An Advance Notice can only be applied for by the seller or the seller's Solicitor.  A purchaser cannot apply for an Advance Notice for a deed to be granted to the purchaser. There is no warranty or indemnity being provided by a seller in providing an Advance Notice to a purchaser and the expense involved (apart from the small amount of work involved in actually submitting the application to the Registers of Scotland) is only £10.  There can therefore logically be no justification for Advance Notices not being freely available and used in all transactions.

Why will some sellers not grant an Advance Notice?
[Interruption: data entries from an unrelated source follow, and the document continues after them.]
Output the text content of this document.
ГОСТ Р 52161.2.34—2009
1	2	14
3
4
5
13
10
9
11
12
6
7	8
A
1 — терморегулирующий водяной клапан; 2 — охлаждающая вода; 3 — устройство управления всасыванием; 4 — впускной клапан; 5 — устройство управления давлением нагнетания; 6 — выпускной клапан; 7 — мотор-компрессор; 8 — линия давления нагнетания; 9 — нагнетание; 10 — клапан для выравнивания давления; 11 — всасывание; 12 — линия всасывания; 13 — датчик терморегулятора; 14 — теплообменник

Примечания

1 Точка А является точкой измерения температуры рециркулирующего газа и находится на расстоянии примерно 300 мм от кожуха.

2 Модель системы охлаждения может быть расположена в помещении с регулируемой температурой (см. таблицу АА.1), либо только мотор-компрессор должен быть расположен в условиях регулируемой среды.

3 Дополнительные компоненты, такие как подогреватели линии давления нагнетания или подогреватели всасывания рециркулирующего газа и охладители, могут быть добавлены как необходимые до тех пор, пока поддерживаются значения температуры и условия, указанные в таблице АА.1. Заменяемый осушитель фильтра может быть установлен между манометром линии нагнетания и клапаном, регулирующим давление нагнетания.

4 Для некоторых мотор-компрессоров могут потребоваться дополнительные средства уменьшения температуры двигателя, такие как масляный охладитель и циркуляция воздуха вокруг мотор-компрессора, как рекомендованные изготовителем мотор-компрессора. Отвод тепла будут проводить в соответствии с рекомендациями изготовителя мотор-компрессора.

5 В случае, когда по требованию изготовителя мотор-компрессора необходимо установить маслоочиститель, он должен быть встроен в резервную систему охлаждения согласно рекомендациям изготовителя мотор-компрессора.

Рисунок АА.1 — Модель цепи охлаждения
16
I wonder whether the Advance Notice is simply seen as a replacement for a Letter of Obligation - and that because, in those situations which I have described above, a Letter of Obligation would not normally have been provided no Advance Notices are being provided.

A clue that this might be the case came recently in a transaction I had with a Local Authority who were selling an area of land to one of my clients.  It was an ordinary commercial transaction but the offer from the Council specifically stated that no Advance Notice would be provided. 
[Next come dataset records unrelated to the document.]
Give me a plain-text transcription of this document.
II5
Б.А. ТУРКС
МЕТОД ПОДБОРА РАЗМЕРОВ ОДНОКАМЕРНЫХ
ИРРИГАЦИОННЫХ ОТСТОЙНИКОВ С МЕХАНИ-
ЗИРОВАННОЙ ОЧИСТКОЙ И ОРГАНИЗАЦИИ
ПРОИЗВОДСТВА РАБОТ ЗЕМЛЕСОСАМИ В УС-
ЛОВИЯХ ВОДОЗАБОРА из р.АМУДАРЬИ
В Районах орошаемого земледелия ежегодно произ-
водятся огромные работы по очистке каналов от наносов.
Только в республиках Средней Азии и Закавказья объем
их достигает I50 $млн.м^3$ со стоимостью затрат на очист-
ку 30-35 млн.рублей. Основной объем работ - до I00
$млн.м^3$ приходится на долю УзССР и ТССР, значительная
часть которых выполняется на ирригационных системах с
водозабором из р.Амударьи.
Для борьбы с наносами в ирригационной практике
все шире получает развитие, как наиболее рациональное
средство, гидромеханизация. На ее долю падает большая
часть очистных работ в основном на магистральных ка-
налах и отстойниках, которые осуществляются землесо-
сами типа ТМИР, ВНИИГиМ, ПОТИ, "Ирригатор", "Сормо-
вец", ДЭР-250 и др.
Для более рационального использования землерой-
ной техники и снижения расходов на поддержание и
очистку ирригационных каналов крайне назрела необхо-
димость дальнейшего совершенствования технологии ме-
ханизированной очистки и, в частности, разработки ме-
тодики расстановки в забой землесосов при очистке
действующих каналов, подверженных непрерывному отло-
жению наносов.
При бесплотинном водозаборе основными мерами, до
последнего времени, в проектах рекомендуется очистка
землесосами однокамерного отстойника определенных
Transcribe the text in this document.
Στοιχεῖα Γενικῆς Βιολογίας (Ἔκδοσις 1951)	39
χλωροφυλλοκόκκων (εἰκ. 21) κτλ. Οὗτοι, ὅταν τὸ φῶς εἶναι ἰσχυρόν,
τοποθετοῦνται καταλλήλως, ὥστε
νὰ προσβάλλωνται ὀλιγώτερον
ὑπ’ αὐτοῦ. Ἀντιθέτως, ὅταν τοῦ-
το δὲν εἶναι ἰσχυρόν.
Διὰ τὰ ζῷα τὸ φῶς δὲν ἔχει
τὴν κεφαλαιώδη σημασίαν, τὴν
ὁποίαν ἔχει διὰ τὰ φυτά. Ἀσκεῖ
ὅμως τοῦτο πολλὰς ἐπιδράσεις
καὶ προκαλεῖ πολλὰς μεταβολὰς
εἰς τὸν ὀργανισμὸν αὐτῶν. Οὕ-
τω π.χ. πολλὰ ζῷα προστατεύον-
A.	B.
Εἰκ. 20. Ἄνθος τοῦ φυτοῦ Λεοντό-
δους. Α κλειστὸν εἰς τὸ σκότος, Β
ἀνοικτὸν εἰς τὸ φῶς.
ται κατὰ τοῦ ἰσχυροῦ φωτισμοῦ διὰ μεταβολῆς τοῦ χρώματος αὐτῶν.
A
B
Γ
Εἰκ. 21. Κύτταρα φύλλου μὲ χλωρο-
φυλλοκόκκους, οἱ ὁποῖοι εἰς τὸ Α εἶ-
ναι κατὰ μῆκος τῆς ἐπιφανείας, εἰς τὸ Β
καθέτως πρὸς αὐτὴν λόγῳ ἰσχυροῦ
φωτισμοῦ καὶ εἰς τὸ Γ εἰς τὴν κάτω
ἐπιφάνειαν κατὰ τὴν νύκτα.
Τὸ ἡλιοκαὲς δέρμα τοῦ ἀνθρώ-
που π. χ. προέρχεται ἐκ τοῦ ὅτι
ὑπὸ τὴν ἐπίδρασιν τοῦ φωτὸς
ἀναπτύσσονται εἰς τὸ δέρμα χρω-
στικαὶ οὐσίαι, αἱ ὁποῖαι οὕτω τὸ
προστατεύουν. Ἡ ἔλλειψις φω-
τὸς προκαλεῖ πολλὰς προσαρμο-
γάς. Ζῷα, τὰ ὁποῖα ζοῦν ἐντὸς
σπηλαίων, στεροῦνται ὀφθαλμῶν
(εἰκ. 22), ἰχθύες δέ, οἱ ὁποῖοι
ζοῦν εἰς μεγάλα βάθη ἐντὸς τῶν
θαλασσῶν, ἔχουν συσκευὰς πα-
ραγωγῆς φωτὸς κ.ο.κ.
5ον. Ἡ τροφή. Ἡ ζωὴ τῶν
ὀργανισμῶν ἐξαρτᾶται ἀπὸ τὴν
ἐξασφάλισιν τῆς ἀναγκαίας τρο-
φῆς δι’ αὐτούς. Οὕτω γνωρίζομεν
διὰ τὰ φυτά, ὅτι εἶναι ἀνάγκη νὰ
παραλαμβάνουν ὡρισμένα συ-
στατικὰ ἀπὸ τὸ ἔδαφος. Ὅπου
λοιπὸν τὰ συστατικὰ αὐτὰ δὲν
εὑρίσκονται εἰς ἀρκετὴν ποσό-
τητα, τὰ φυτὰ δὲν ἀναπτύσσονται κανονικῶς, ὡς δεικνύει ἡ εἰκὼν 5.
When I challenged the Council's solicitor I was told "regarding the Advance Notices, it is not about the cost.  As you know Advance Notices are intended to replace Letters of Obligation.  The Council used to grant these but they were granted by the Solicitor on behalf of the Council and were essentially worthless.  They only reiterated obligations which were in the missives anyway.  Your clients are fully protected in terms of the Missives and an Advance Notice will not offer anything extra".

In that transaction the Council did, eventually, offer to obtain an Advance Notice although they commented that they thought it was a bit pointless and just added to the work and costs!

Advance notices should become the norm in all transactions

As there is no liability on a good faith granter of an Advance Notice, I think that they should be used in every situation where it is competent to obtain one. Indeed, given the high risk that can be present in transactions with insolvency practitioners, heritable creditors and in auction sales, it is even more important that Advance Notices are used in these circumstances. There can be no justification, in my view, for a refusal to supply an Advance Notice in such cases - and certainly not the reason that one is not required because, in the past, a letter of obligation wouldn't have been given.

Hopefully, over time, it will become the norm for Advance Notices to be supplied in these transactions but for the meantime we still have to take great care when dealing with those situations to minimise the risk for our client and obviously for our own indemnity policy.